The global financial system registered a significant shock on October 10, 2025, following U.S. President Donald Trump's announcement of an unprecedented 100% tariff targeting all imports from China. This sweeping trade measure, scheduled to begin on November 1, 2025, was presented as a direct response to Beijing's recent tightening of export controls on vital rare-earth minerals. The immediate and most pronounced effect of this escalation in trade friction was observed in the digital asset markets, forcing participants into an immediate and sharp risk reassessment.
The trade dispute acted as a major catalyst, leading to one of the largest liquidation events in the history of the cryptocurrency market. Within a single 24-hour period after the news broke, data from sources such as CoinGlass indicated that over $19 billion in leveraged positions were forcibly closed. This shockwave rippled across major digital assets. Bitcoin (BTC), which had been trading near $122,000, quickly fell beneath the $110,000 mark.
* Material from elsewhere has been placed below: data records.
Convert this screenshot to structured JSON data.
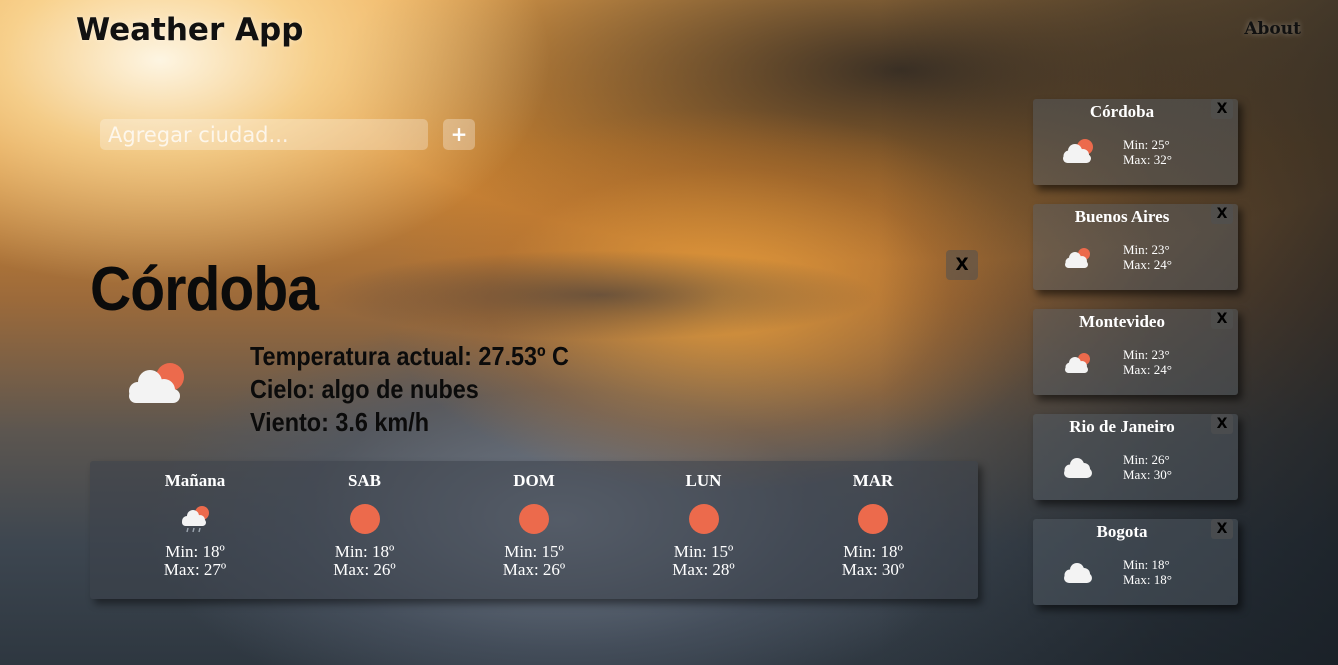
{
  "header": {
    "title": "Weather App",
    "about_label": "About"
  },
  "search": {
    "placeholder": "Agregar ciudad...",
    "add_label": "+"
  },
  "current": {
    "city": "Córdoba",
    "close_label": "X",
    "icon": "cloud-sun-icon",
    "temperature": "Temperatura actual: 27.53º C",
    "sky": "Cielo: algo de nubes",
    "wind": "Viento: 3.6 km/h"
  },
  "forecast": [
    {
      "day": "Mañana",
      "icon": "cloud-rain-sun-icon",
      "min": "Min: 18º",
      "max": "Max: 27º"
    },
    {
      "day": "SAB",
      "icon": "sun-icon",
      "min": "Min: 18º",
      "max": "Max: 26º"
    },
    {
      "day": "DOM",
      "icon": "sun-icon",
      "min": "Min: 15º",
      "max": "Max: 26º"
    },
    {
      "day": "LUN",
      "icon": "sun-icon",
      "min": "Min: 15º",
      "max": "Max: 28º"
    },
    {
      "day": "MAR",
      "icon": "sun-icon",
      "min": "Min: 18º",
      "max": "Max: 30º"
    }
  ],
  "saved_cities": [
    {
      "name": "Córdoba",
      "close_label": "X",
      "icon": "cloud-sun-icon",
      "min": "Min: 25°",
      "max": "Max: 32°"
    },
    {
      "name": "Buenos Aires",
      "close_label": "X",
      "icon": "cloud-sun-icon",
      "min": "Min: 23°",
      "max": "Max: 24°"
    },
    {
      "name": "Montevideo",
      "close_label": "X",
      "icon": "cloud-sun-icon",
      "min": "Min: 23°",
      "max": "Max: 24°"
    },
    {
      "name": "Rio de Janeiro",
      "close_label": "X",
      "icon": "cloud-icon",
      "min": "Min: 26°",
      "max": "Max: 30°"
    },
    {
      "name": "Bogota",
      "close_label": "X",
      "icon": "cloud-icon",
      "min": "Min: 18°",
      "max": "Max: 18°"
    }
  ],
  "colors": {
    "sun": "#ec6a4c",
    "cloud": "#f3f3f3",
    "card_bg": "rgba(90,100,110,0.42)"
  }
}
Ethereum (ETH) and Solana (SOL) also faced substantial downward pressure as the market absorbed the systemic risk signaled by the escalating trade conflict.
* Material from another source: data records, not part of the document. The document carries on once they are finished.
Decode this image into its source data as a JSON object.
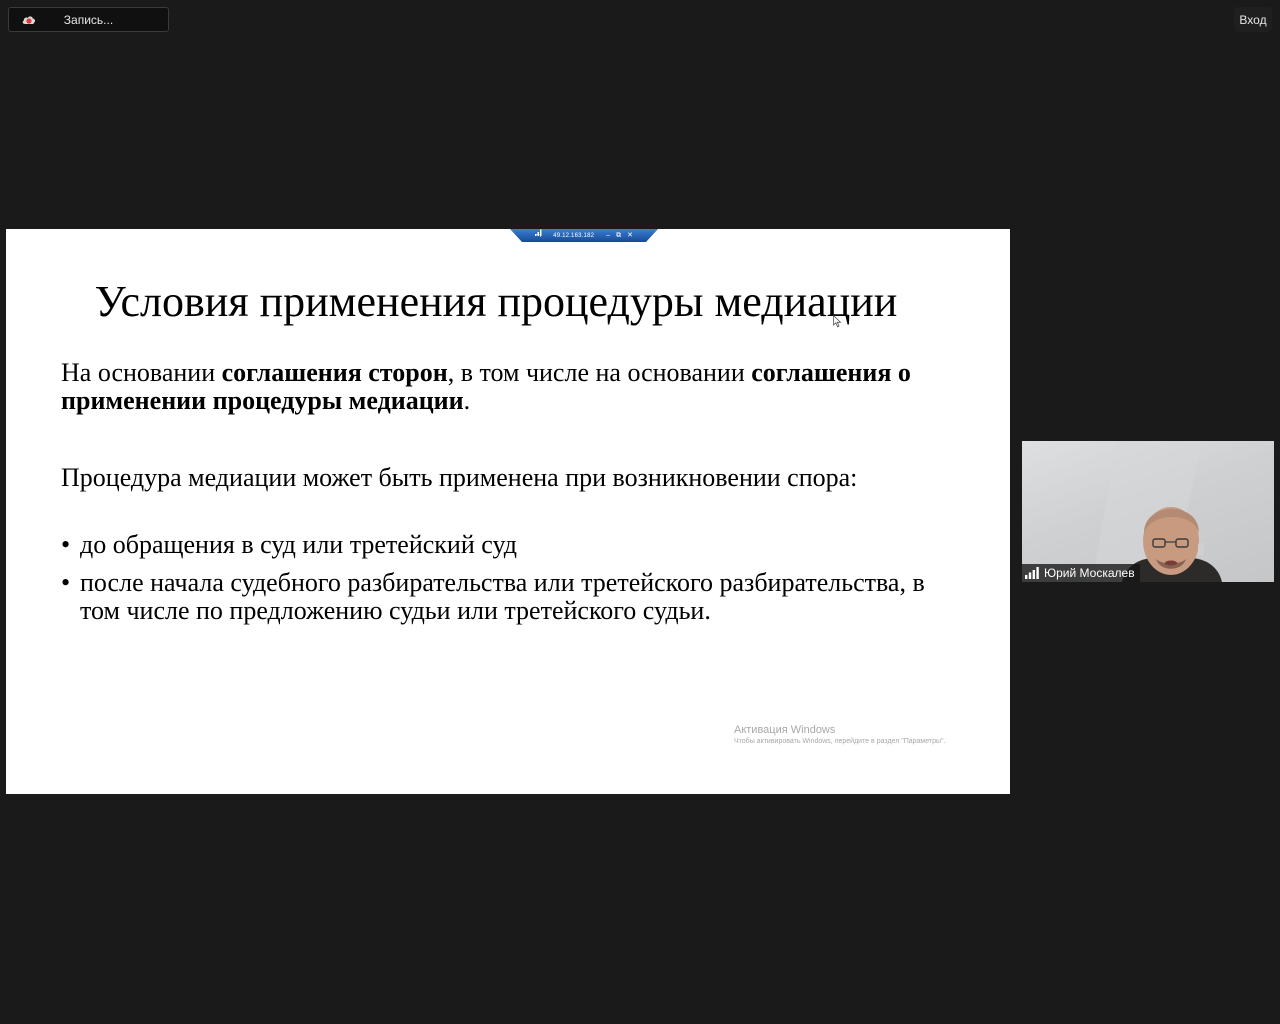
{
  "top_bar": {
    "recording_label": "Запись...",
    "login_label": "Вход"
  },
  "remote_toolbar": {
    "address": "49.12.163.182"
  },
  "slide": {
    "title": "Условия применения процедуры медиации",
    "p1_a": "На основании ",
    "p1_b": "соглашения сторон",
    "p1_c": ", в том числе на основании ",
    "p1_d": "соглашения о применении процедуры медиации",
    "p1_e": ".",
    "p2": "Процедура медиации может быть применена при возникновении спора:",
    "bullets": [
      "до обращения в суд или третейский суд",
      "после начала судебного разбирательства или третейского разбирательства, в том числе по предложению судьи или третейского судьи."
    ],
    "bullet_char": "•"
  },
  "watermark": {
    "title": "Активация Windows",
    "subtitle": "Чтобы активировать Windows, перейдите в раздел \"Параметры\"."
  },
  "participant": {
    "name": "Юрий Москалев"
  },
  "colors": {
    "background": "#1a1a1a",
    "rd_toolbar": "#1f5fb0",
    "record_red": "#e23a3a"
  }
}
As of the market data reference date of October 12, 2025, BTC was observed trading around $111,911, showing a minor daily dip of 0.53% while fluctuating in an intraday range between $109,743 and $112,578. In contrast, SOL registered a 2.10% decline to $181.95, while ETH posted a slight gain of 0.85% to $3,832.57, suggesting varied asset resilience following the initial panic. Zaheer Ebtikar, founder of the crypto hedge fund Split Capital, summarized the market's reaction, stating the "altcoin complex got absolutely eviscerated—full leverage reset and market dislocation."
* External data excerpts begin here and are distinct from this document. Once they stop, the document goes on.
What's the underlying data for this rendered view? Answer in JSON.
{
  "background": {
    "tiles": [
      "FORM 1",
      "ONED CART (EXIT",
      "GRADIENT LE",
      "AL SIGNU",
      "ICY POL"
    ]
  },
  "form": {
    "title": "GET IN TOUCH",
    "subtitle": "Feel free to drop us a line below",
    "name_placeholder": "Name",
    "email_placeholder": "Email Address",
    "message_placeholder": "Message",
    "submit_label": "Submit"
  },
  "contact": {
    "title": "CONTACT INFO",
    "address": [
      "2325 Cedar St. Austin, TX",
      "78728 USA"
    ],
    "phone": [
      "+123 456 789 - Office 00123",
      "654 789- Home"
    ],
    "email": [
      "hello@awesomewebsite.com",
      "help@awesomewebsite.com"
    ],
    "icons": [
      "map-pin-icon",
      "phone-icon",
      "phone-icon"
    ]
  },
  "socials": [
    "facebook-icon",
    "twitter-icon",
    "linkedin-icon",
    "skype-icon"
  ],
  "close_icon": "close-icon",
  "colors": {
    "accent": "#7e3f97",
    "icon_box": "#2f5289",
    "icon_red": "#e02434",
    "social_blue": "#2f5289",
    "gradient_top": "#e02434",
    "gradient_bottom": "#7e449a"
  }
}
Analysts noted that the sudden, sharp shift in U.S.-China trade relations was the primary driver behind the extreme volatility. The event highlights how macro geopolitical decisions can instantly alter the perceived stability of highly leveraged, speculative markets. The U.S. administration framed the tariffs as a necessary recalibration of global supply chain dependencies, especially concerning strategic materials like rare-earth minerals, which are crucial for high-tech manufacturing. The market's current posture reflects a collective pause, observing how quickly the interconnected global system will adapt to this significant structural imposition by a major world power.